Until recently, much talk about student loans was fact-free: There simply weren’t publicly available figures worth paying attention to.
The official balance of student loans from the NY Fed were unreliable:
There was a bucket of random obligations called “Miscellaneous”, which included things like utility bills, child support, and alimony. And it turns out that if you went burrowing in that miscellaneous debt, there was actually a pile of weirdly-categorized student loans in there. [AG: And these mis-categorized student loans were not included.]
Meanwhile, the official cohort default rates from the Department of
Education were even more useless. Until recently, only the two-year rate
was reported. Moreover, those in forbearance or deferment were counted
as repaying their loans, and it took 270-360 days of not making
payments to be classified as in default. When combined with the grace
period, this means that to a first approximation, the “cohort default
rate” was not a default rate in any meaningful sense of the term, but
rather a measure of how many students never made any payment at all.
Some of that has changed now. Since the second quarter of 2011, the
New York Fed has begun to categorize student loans correctly, and their
credit report partner knows when students are late with payments (as
opposed to the useless “default rate”). It’s not perfect – e.g. there is
no accounting of the shadow debt, and we don’t know much about defaults
– but it’s a vast improvement over what we’ve ever had before. So the
new New York Federal Reserve analysis of student loans is well worth a
read.
The main headline is of course the $870 billion outstanding balance.

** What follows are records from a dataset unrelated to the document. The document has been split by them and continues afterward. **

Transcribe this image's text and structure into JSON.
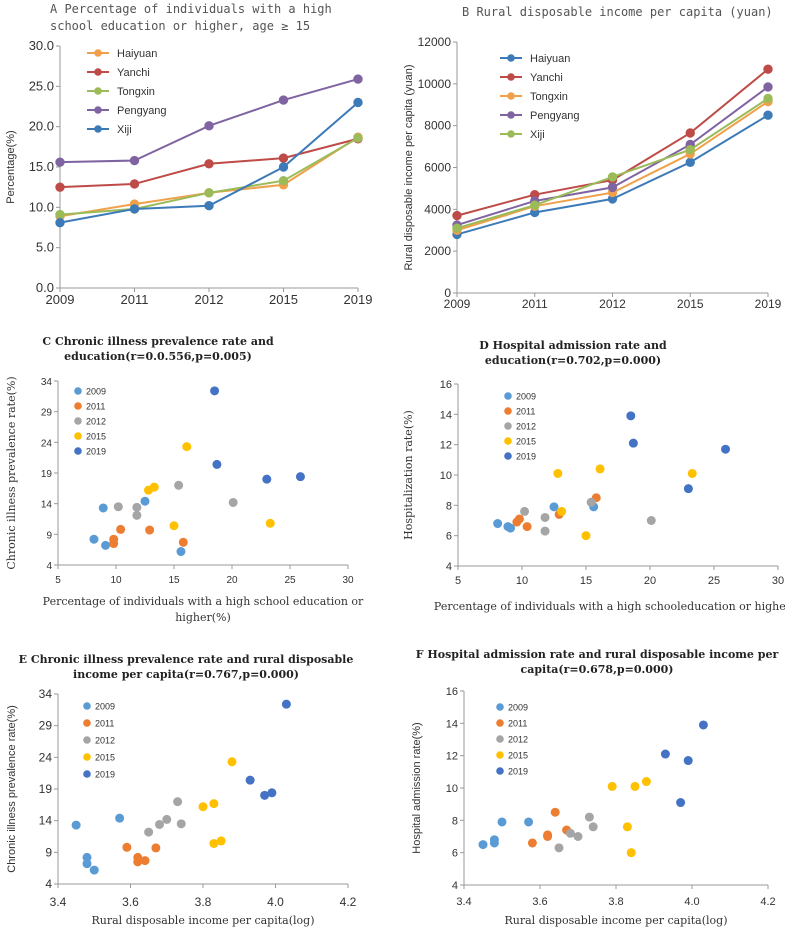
{
  "chart_data": [
    {
      "id": "A",
      "type": "line",
      "title": [
        "A  Percentage of individuals with a high",
        "school education or higher, age ≥ 15"
      ],
      "xlabel": "",
      "ylabel": "Percentage(%)",
      "categories": [
        "2009",
        "2011",
        "2012",
        "2015",
        "2019"
      ],
      "ylim": [
        0,
        30
      ],
      "yticks": [
        0,
        5,
        10,
        15,
        20,
        25,
        30
      ],
      "ytick_labels": [
        "0.0",
        "5.0",
        "10.0",
        "15.0",
        "20.0",
        "25.0",
        "30.0"
      ],
      "grid": false,
      "legend_position": "top-left",
      "series": [
        {
          "name": "Haiyuan",
          "color": "#f0a04a",
          "values": [
            8.9,
            10.4,
            11.8,
            12.8,
            18.7
          ]
        },
        {
          "name": "Yanchi",
          "color": "#be4b48",
          "values": [
            12.5,
            12.9,
            15.4,
            16.1,
            18.5
          ]
        },
        {
          "name": "Tongxin",
          "color": "#9bbb59",
          "values": [
            9.1,
            9.8,
            11.8,
            13.3,
            18.6
          ]
        },
        {
          "name": "Pengyang",
          "color": "#8064a2",
          "values": [
            15.6,
            15.8,
            20.1,
            23.3,
            25.9
          ]
        },
        {
          "name": "Xiji",
          "color": "#3d7ab8",
          "values": [
            8.1,
            9.8,
            10.2,
            15.0,
            23.0
          ]
        }
      ]
    },
    {
      "id": "B",
      "type": "line",
      "title": [
        "B  Rural disposable income per capita (yuan)"
      ],
      "xlabel": "",
      "ylabel": "Rural disposable income per capita (yuan)",
      "categories": [
        "2009",
        "2011",
        "2012",
        "2015",
        "2019"
      ],
      "ylim": [
        0,
        12000
      ],
      "yticks": [
        0,
        2000,
        4000,
        6000,
        8000,
        10000,
        12000
      ],
      "ytick_labels": [
        "0",
        "2000",
        "4000",
        "6000",
        "8000",
        "10000",
        "12000"
      ],
      "grid": false,
      "legend_position": "top-left",
      "series": [
        {
          "name": "Haiyuan",
          "color": "#3d7ab8",
          "values": [
            2800,
            3850,
            4500,
            6250,
            8500
          ]
        },
        {
          "name": "Yanchi",
          "color": "#be4b48",
          "values": [
            3700,
            4700,
            5400,
            7650,
            10700
          ]
        },
        {
          "name": "Tongxin",
          "color": "#f0a04a",
          "values": [
            3000,
            4150,
            4800,
            6650,
            9150
          ]
        },
        {
          "name": "Pengyang",
          "color": "#8064a2",
          "values": [
            3250,
            4400,
            5050,
            7100,
            9850
          ]
        },
        {
          "name": "Xiji",
          "color": "#9bbb59",
          "values": [
            3100,
            4200,
            5550,
            6850,
            9300
          ]
        }
      ]
    },
    {
      "id": "C",
      "type": "scatter",
      "title": [
        "C  Chronic illness prevalence rate and",
        "education(r=0.0.556,p=0.005)"
      ],
      "xlabel": [
        "Percentage of individuals with a high school education or",
        "higher(%)"
      ],
      "ylabel": "Chronic illness prevalence rate(%)",
      "xlim": [
        5,
        30
      ],
      "xticks": [
        5,
        10,
        15,
        20,
        25,
        30
      ],
      "xtick_labels": [
        "5",
        "10",
        "15",
        "20",
        "25",
        "30"
      ],
      "ylim": [
        4,
        34
      ],
      "yticks": [
        4,
        9,
        14,
        19,
        24,
        29,
        34
      ],
      "ytick_labels": [
        "4",
        "9",
        "14",
        "19",
        "24",
        "29",
        "34"
      ],
      "grid": false,
      "legend_position": "top-left",
      "series": [
        {
          "name": "2009",
          "color": "#5b9bd5",
          "points": [
            [
              8.1,
              8.2
            ],
            [
              8.9,
              13.3
            ],
            [
              9.1,
              7.2
            ],
            [
              12.5,
              14.4
            ],
            [
              15.6,
              6.2
            ]
          ]
        },
        {
          "name": "2011",
          "color": "#ed7d31",
          "points": [
            [
              9.8,
              7.5
            ],
            [
              9.8,
              8.2
            ],
            [
              10.4,
              9.8
            ],
            [
              12.9,
              9.7
            ],
            [
              15.8,
              7.7
            ]
          ]
        },
        {
          "name": "2012",
          "color": "#a5a5a5",
          "points": [
            [
              10.2,
              13.5
            ],
            [
              11.8,
              13.4
            ],
            [
              11.8,
              12.1
            ],
            [
              15.4,
              17.0
            ],
            [
              20.1,
              14.2
            ]
          ]
        },
        {
          "name": "2015",
          "color": "#ffc000",
          "points": [
            [
              12.8,
              16.2
            ],
            [
              13.3,
              16.7
            ],
            [
              15.0,
              10.4
            ],
            [
              16.1,
              23.3
            ],
            [
              23.3,
              10.8
            ]
          ]
        },
        {
          "name": "2019",
          "color": "#4472c4",
          "points": [
            [
              18.5,
              32.4
            ],
            [
              18.7,
              20.4
            ],
            [
              23.0,
              18.0
            ],
            [
              25.9,
              18.4
            ]
          ]
        }
      ]
    },
    {
      "id": "D",
      "type": "scatter",
      "title": [
        "D  Hospital admission rate and",
        "education(r=0.702,p=0.000)"
      ],
      "xlabel": [
        "Percentage of individuals with a high schooleducation or higher(%)"
      ],
      "ylabel": "Hospitalization rate(%)",
      "xlim": [
        5,
        30
      ],
      "xticks": [
        5,
        10,
        15,
        20,
        25,
        30
      ],
      "xtick_labels": [
        "5",
        "10",
        "15",
        "20",
        "25",
        "30"
      ],
      "ylim": [
        4,
        16
      ],
      "yticks": [
        4,
        6,
        8,
        10,
        12,
        14,
        16
      ],
      "ytick_labels": [
        "4",
        "6",
        "8",
        "10",
        "12",
        "14",
        "16"
      ],
      "grid": false,
      "legend_position": "top-left",
      "series": [
        {
          "name": "2009",
          "color": "#5b9bd5",
          "points": [
            [
              8.1,
              6.8
            ],
            [
              8.9,
              6.6
            ],
            [
              9.1,
              6.5
            ],
            [
              12.5,
              7.9
            ],
            [
              15.6,
              7.9
            ]
          ]
        },
        {
          "name": "2011",
          "color": "#ed7d31",
          "points": [
            [
              9.6,
              6.9
            ],
            [
              9.8,
              7.1
            ],
            [
              10.4,
              6.6
            ],
            [
              12.9,
              7.4
            ],
            [
              15.8,
              8.5
            ]
          ]
        },
        {
          "name": "2012",
          "color": "#a5a5a5",
          "points": [
            [
              10.2,
              7.6
            ],
            [
              11.8,
              7.2
            ],
            [
              11.8,
              6.3
            ],
            [
              15.4,
              8.2
            ],
            [
              20.1,
              7.0
            ]
          ]
        },
        {
          "name": "2015",
          "color": "#ffc000",
          "points": [
            [
              12.8,
              10.1
            ],
            [
              13.1,
              7.6
            ],
            [
              15.0,
              6.0
            ],
            [
              16.1,
              10.4
            ],
            [
              23.3,
              10.1
            ]
          ]
        },
        {
          "name": "2019",
          "color": "#4472c4",
          "points": [
            [
              18.5,
              13.9
            ],
            [
              18.7,
              12.1
            ],
            [
              23.0,
              9.1
            ],
            [
              25.9,
              11.7
            ]
          ]
        }
      ]
    },
    {
      "id": "E",
      "type": "scatter",
      "title": [
        "E  Chronic illness prevalence rate and rural disposable",
        "income per capita(r=0.767,p=0.000)"
      ],
      "xlabel": [
        "Rural disposable income per capita(log)"
      ],
      "ylabel": "Chronic illness prevalence rate(%)",
      "xlim": [
        3.4,
        4.2
      ],
      "xticks": [
        3.4,
        3.6,
        3.8,
        4.0,
        4.2
      ],
      "xtick_labels": [
        "3.4",
        "3.6",
        "3.8",
        "4.0",
        "4.2"
      ],
      "ylim": [
        4,
        34
      ],
      "yticks": [
        4,
        9,
        14,
        19,
        24,
        29,
        34
      ],
      "ytick_labels": [
        "4",
        "9",
        "14",
        "19",
        "24",
        "29",
        "34"
      ],
      "grid": false,
      "legend_position": "top-left",
      "series": [
        {
          "name": "2009",
          "color": "#5b9bd5",
          "points": [
            [
              3.45,
              13.3
            ],
            [
              3.48,
              8.2
            ],
            [
              3.48,
              7.2
            ],
            [
              3.5,
              6.2
            ],
            [
              3.57,
              14.4
            ]
          ]
        },
        {
          "name": "2011",
          "color": "#ed7d31",
          "points": [
            [
              3.59,
              9.8
            ],
            [
              3.62,
              7.5
            ],
            [
              3.62,
              8.2
            ],
            [
              3.64,
              7.7
            ],
            [
              3.67,
              9.7
            ]
          ]
        },
        {
          "name": "2012",
          "color": "#a5a5a5",
          "points": [
            [
              3.65,
              12.2
            ],
            [
              3.68,
              13.4
            ],
            [
              3.7,
              14.2
            ],
            [
              3.73,
              17.0
            ],
            [
              3.74,
              13.5
            ]
          ]
        },
        {
          "name": "2015",
          "color": "#ffc000",
          "points": [
            [
              3.8,
              16.2
            ],
            [
              3.83,
              16.7
            ],
            [
              3.83,
              10.4
            ],
            [
              3.85,
              10.8
            ],
            [
              3.88,
              23.3
            ]
          ]
        },
        {
          "name": "2019",
          "color": "#4472c4",
          "points": [
            [
              3.93,
              20.4
            ],
            [
              3.97,
              18.0
            ],
            [
              3.99,
              18.4
            ],
            [
              4.03,
              32.4
            ]
          ]
        }
      ]
    },
    {
      "id": "F",
      "type": "scatter",
      "title": [
        "F  Hospital admission rate and rural disposable income per",
        "capita(r=0.678,p=0.000)"
      ],
      "xlabel": [
        "Rural disposable income per capita(log)"
      ],
      "ylabel": "Hospital admission rate(%)",
      "xlim": [
        3.4,
        4.2
      ],
      "xticks": [
        3.4,
        3.6,
        3.8,
        4.0,
        4.2
      ],
      "xtick_labels": [
        "3.4",
        "3.6",
        "3.8",
        "4.0",
        "4.2"
      ],
      "ylim": [
        4,
        16
      ],
      "yticks": [
        4,
        6,
        8,
        10,
        12,
        14,
        16
      ],
      "ytick_labels": [
        "4",
        "6",
        "8",
        "10",
        "12",
        "14",
        "16"
      ],
      "grid": false,
      "legend_position": "top-left",
      "series": [
        {
          "name": "2009",
          "color": "#5b9bd5",
          "points": [
            [
              3.45,
              6.5
            ],
            [
              3.48,
              6.6
            ],
            [
              3.48,
              6.8
            ],
            [
              3.5,
              7.9
            ],
            [
              3.57,
              7.9
            ]
          ]
        },
        {
          "name": "2011",
          "color": "#ed7d31",
          "points": [
            [
              3.58,
              6.6
            ],
            [
              3.62,
              7.0
            ],
            [
              3.62,
              7.1
            ],
            [
              3.64,
              8.5
            ],
            [
              3.67,
              7.4
            ]
          ]
        },
        {
          "name": "2012",
          "color": "#a5a5a5",
          "points": [
            [
              3.65,
              6.3
            ],
            [
              3.68,
              7.2
            ],
            [
              3.7,
              7.0
            ],
            [
              3.73,
              8.2
            ],
            [
              3.74,
              7.6
            ]
          ]
        },
        {
          "name": "2015",
          "color": "#ffc000",
          "points": [
            [
              3.79,
              10.1
            ],
            [
              3.83,
              7.6
            ],
            [
              3.84,
              6.0
            ],
            [
              3.85,
              10.1
            ],
            [
              3.88,
              10.4
            ]
          ]
        },
        {
          "name": "2019",
          "color": "#4472c4",
          "points": [
            [
              3.93,
              12.1
            ],
            [
              3.97,
              9.1
            ],
            [
              3.99,
              11.7
            ],
            [
              4.03,
              13.9
            ]
          ]
        }
      ]
    }
  ]
}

Also noteworthy is the $85 billion that is held by those who are past
due. But what these numbers really illustrate is the human and financial
impact our bizarre student-loan system is having.
61 Percent Are Not Paying
As Edububble notes, 61% of folks with a student loan are not paying.
This includes a massive contingent (47%) in deferment (mostly current
students) or forbearance (mostly unemployed or under-employed?). To get a
pool of those that should be repaying, we’d ideally exclude just
current students, but that isn’t an option, so excluding both those in
deferment or forbearance indicates that 73% are repaying and 27% are
behind in their payments. To give you sense of how unhealthy this is,
consider that after the worst housing price crash in our history, 28% of
mortgages were underwater. That a comparable proportion of student loan
borrowers are in a sense underwater on their loans is absolutely
shocking.
The Financial Quagmire
The 27% that should be repaying but aren’t account for 21% of the
relevant outstanding loan balance. Some of that will eventually be
repaid of course, but some of it won’t be and the lender (US taxpayers)
will face big losses as a result. This is yet more evidence that student
loans are a drain on public finances, and one more reason to begin the
overdue rethinking of financial aid programs.